The short-term fix of releasing 180 million barrels of oil from the SPR will definitely help out in 2022. What about 2023, when the SPR is depleted by half? It was the danger of disruptions in the Persian Gulf that provoked the creation of the SPR in the first place. With the prospects for reviving the Iran nuclear deal dimming quickly, that danger has increased, not diminished. A failure to revive the Joint Comprehensive Plan of Action inevitably puts force back in play for the United States, a collateral effect of which is a heightened threat of tit-for-tat retaliations in the oil sector. This year’s release of oil increases energy security in the short run but decreases energy security once the SPR is depleted.
The oil price resulting from a shutdown of Russian energy exports, such as has been called for by the Stanford experts, has been variously estimated by observers.
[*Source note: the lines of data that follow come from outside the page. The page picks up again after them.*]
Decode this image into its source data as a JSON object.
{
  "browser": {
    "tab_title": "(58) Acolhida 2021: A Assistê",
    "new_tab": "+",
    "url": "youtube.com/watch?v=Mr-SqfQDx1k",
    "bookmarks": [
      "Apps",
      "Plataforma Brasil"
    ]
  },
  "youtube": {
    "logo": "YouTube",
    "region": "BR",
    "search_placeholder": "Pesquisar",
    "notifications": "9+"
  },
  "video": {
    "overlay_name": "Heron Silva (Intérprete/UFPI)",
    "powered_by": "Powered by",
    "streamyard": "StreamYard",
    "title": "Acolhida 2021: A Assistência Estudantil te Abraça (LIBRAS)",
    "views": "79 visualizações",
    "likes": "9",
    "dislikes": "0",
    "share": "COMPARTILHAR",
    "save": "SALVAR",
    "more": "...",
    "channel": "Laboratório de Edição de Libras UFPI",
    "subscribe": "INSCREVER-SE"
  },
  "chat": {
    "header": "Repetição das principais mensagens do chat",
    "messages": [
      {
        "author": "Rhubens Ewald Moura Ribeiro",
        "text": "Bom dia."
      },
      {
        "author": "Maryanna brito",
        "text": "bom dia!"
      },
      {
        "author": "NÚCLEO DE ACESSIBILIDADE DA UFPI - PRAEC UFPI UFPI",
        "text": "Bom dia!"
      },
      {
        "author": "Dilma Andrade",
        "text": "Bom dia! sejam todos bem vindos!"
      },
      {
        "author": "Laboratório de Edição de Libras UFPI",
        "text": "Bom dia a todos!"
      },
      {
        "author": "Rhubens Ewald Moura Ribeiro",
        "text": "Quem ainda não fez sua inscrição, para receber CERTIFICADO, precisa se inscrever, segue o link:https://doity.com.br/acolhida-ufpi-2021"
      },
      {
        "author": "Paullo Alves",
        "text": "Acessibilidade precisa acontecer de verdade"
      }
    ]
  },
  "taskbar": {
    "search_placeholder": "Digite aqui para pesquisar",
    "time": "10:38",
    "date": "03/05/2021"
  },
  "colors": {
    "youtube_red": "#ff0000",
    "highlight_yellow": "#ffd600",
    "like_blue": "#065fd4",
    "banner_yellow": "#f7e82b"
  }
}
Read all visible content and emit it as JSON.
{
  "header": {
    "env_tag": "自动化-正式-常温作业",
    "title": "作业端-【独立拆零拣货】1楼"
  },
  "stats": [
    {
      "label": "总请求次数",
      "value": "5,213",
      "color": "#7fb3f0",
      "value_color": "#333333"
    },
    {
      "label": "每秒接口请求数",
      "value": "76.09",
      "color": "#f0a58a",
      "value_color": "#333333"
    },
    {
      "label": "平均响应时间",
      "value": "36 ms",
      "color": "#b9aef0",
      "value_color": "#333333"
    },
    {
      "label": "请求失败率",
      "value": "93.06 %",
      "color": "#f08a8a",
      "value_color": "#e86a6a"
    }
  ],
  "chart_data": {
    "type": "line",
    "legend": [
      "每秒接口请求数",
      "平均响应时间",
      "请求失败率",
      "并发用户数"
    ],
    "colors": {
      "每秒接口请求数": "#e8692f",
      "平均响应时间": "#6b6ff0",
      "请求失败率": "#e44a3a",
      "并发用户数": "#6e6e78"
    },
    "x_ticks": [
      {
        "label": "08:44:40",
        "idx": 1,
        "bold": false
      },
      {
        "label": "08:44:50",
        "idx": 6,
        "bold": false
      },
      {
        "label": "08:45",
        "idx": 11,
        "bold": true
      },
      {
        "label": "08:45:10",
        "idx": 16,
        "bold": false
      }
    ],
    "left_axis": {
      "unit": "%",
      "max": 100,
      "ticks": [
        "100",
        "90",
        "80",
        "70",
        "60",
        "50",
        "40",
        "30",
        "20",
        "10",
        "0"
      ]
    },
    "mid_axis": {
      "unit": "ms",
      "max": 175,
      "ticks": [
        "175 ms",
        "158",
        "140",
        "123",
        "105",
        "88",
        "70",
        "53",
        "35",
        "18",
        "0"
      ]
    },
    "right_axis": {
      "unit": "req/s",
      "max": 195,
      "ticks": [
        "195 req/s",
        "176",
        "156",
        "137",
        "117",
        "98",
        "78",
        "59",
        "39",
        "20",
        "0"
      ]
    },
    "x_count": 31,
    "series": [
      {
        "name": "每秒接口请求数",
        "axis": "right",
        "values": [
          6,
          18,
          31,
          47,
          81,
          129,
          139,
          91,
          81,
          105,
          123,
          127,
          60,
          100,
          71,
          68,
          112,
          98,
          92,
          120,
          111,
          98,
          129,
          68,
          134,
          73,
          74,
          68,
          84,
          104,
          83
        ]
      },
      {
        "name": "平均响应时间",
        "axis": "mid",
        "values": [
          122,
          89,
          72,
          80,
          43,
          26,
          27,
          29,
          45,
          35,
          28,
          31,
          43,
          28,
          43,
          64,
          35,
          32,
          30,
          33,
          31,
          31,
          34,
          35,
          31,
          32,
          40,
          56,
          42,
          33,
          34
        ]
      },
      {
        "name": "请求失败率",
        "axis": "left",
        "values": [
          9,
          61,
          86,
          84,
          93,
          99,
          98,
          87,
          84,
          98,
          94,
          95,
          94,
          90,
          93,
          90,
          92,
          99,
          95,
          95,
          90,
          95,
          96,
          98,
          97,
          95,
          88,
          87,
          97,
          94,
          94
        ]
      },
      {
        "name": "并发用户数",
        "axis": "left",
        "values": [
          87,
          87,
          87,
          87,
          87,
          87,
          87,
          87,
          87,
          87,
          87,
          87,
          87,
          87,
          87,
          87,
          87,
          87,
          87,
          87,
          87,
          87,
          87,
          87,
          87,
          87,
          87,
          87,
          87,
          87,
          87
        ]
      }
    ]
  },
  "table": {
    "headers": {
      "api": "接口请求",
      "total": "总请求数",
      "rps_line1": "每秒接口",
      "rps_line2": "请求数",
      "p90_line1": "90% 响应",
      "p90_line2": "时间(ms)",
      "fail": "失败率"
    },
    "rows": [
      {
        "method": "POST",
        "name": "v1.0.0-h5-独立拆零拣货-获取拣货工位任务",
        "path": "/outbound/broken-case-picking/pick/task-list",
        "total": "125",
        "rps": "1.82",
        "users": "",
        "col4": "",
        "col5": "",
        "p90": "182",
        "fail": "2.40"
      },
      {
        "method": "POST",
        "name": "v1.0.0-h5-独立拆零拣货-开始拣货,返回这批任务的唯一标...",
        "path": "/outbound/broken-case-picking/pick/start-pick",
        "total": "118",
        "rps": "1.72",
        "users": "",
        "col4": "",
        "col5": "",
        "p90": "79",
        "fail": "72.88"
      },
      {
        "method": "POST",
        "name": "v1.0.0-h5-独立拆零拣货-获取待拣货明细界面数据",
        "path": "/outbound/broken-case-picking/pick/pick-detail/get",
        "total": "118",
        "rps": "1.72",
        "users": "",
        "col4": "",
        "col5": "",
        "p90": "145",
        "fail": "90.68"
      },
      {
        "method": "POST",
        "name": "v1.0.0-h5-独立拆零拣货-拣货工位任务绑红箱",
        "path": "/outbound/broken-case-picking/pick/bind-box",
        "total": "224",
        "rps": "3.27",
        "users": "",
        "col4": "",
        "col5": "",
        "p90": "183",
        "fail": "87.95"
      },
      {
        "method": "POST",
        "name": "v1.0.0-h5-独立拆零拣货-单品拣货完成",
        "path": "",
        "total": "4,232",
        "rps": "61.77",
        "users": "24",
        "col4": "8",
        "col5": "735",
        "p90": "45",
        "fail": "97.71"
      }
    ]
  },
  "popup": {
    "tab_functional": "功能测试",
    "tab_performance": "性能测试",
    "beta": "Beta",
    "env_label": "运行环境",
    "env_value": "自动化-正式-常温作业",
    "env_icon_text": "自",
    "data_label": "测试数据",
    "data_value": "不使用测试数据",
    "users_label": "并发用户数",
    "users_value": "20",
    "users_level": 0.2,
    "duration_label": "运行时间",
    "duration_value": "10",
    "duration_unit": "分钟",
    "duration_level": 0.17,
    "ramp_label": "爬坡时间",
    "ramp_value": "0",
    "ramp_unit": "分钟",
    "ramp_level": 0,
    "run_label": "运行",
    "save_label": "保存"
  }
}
One philanthropist, the head of the largest U.S. shale oil company, told the Financial Times shortly after the outbreak of war that oil would be $200 a barrel if Russian exports were cut off. He was all for it, out of moral principle. In the stipulated circumstance, of course, his company’s stock price would fly like a Tesla on a SpaceX rocket. Others have pegged the likely oil price, in the event Russia were put out of the oil market, at more like $300 a barrel. No one can say for sure what gyrations would follow, but commodity markets are capable of spectacular moonshots if faced with a 5 percent reduction in supplies. When Arab states reduced oil exports by 5 percent in 1973 and 1974, the result was a nearly four-fold increase in prices.
Do the interests of the Global South figure in the moral accounting of the advocates for harsh sanctions? It would not seem so. Consider, for example, the position of India. The United States scowled when India did a rubles to rupees settlement for Russian oil at a 20 percent discount to world prices, but thus far Indian imports of Russian energy only constitute 1 to 2 percent of its total. The price of oil is a big deal to India. As Mihir Sharma noted in India’s Business Standard, “If oil remains above $70 a barrel for months, the rupee will collapse, the government will run out of spending money, inflation will skyrocket and the country will have to start worrying about a balance of payments crisis.” By seeking to drive Russian exports from the markets, U.S. policy strongly encourages oil shortages and price hikes; in a nation of 1.4 billion people, that might prove a more pressing concern than getting on “the right side of history,” as India’s leaders were urged to do by White House spokesperson Jen Psaki.
The United States has leverage with India and might bend Delhi to its will in certain respects, but it’s easy to understand the resentment simmering beneath the surface. Under almost any circumstances in the next several years, Europe will import far more energy from Russia than India; why then should India live under the threat of U.S. sanctions? For decades, the United States has pressured India from developing close economic ties with Iran, the cheapest source of natural gas for its growing consumption. As Sharma points out, “The U.S. spent most of the last decade trying to convince India not to buy Iranian oil, only to try to get Iranian shipments back on the market as soon as the focus shifted to Russia.” In the game of pipeline geopolitics over the last thirty years, the key U.S. objective has been to thwart, first, anything that would benefit Iran, and second, anything that would benefit Russia. The only constant in U.S. policy is that India’s energy interests have been sacrificed for America’s geopolitical objectives, though Russia has now surprisingly outrun Iran as the nation to be most sanctioned.